Resulting p-values for cross-scoring several GWAS related to osteoporosis against the severe COVID-19 GWAS.
The top figure (A) shows the anti-coherent case and the bottom figure (B) the coherent case. The red dotted line marks the Bonferroni significance threshold of 3.9 × 10−7 (0.05 divided by the 18453 genes tested and 7 traits). We observe Bonferroni significant enrichment for RA plus enrichments in vitamin D and calcium with p-values < 10−5.
Fig 8.
Manhattan plot for cross-scoring severe confirmed COVID-19 with rheumatoid arthritis for anti-coherence.
Data points correspond to genes. The dotted red line marks a Bonferroni significance threshold of 3.9 × 10−7 (0.05 divided by the 18453 genes tested and 7 traits). The labels denote the leading gene hit for the corresponding peak.
Table 2.
Table of genes detected via the coherence test for COVID-19 against RA, vitamin D, and calcium (with p < 6.0 × 10−6).
The column D indicates the direction of the test with + for coherent and − for anti-coherent.
Table 3.
Table of genes of significance (p < 10−6) detected via ratio tests against COVID-19.
The column E lists the exposure, the outcome, and
the test direction, with + for coherent and − for anti-coherent. We confirmed that all listed genes are pV significant under the exposure, but not the outcome.
Fig 9.
Manhattan plot for ratio scoring Vitamin D concentration against severe COVID-19 in the coherent case, with ratio denominator given by COVID-19.
The Bonferroni significance threshold of p = 3.4 × 10−7 is indicated by the red dotted line (0.05 divided by the 18453 genes and 2 times 4 traits tested).
Table 4.
Bonferroni significant pathways for the ratio test.
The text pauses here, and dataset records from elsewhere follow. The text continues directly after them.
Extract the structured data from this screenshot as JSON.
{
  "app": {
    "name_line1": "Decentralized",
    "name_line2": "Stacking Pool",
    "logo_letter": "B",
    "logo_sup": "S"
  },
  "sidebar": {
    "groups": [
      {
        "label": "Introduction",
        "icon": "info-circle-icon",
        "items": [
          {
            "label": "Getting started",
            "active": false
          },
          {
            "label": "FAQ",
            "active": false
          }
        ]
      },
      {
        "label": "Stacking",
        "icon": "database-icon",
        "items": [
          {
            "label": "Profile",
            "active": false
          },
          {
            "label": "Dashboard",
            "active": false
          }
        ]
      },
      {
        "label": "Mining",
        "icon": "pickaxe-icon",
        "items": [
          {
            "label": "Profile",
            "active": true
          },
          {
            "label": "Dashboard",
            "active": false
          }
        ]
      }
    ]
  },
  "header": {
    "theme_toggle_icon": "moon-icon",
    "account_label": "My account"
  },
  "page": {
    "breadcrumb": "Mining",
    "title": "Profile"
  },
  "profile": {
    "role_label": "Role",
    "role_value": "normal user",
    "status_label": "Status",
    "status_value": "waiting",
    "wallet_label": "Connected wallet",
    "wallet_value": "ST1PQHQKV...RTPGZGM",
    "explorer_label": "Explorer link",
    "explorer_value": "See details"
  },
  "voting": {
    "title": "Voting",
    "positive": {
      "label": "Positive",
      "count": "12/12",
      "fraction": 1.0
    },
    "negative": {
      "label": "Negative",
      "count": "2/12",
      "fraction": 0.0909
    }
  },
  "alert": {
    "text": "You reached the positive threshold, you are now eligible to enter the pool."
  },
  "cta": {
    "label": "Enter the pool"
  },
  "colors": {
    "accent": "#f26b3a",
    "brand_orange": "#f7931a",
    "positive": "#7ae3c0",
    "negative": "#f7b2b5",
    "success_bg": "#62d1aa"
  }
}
We tested against the 32284 gene sets of MSigDB 7.4. We list Bonferroni significant pathways (p < 0.05/32284/7 ≃ 2.2 × 10−7) and pathways close to significance.
Fig 10.
GWAS gene scores, obtained separately for two GWAS using joint qq-normalization and standard χ2 based enrichment test, plotted against each other.
Each point corresponds to a gene. The gray dotted line marks the diagonal corresponding to equal −log10 p-values. The orange and red dashed curves mark the simple gene-wise product-normal threshold curves for significance of p < 10−6 and Bonferroni significance, respectively. The color of a gene (orange and red) indicates the full SNP-wise cross scored p-value (p < 10−6 and Bonferroni significant, respectively).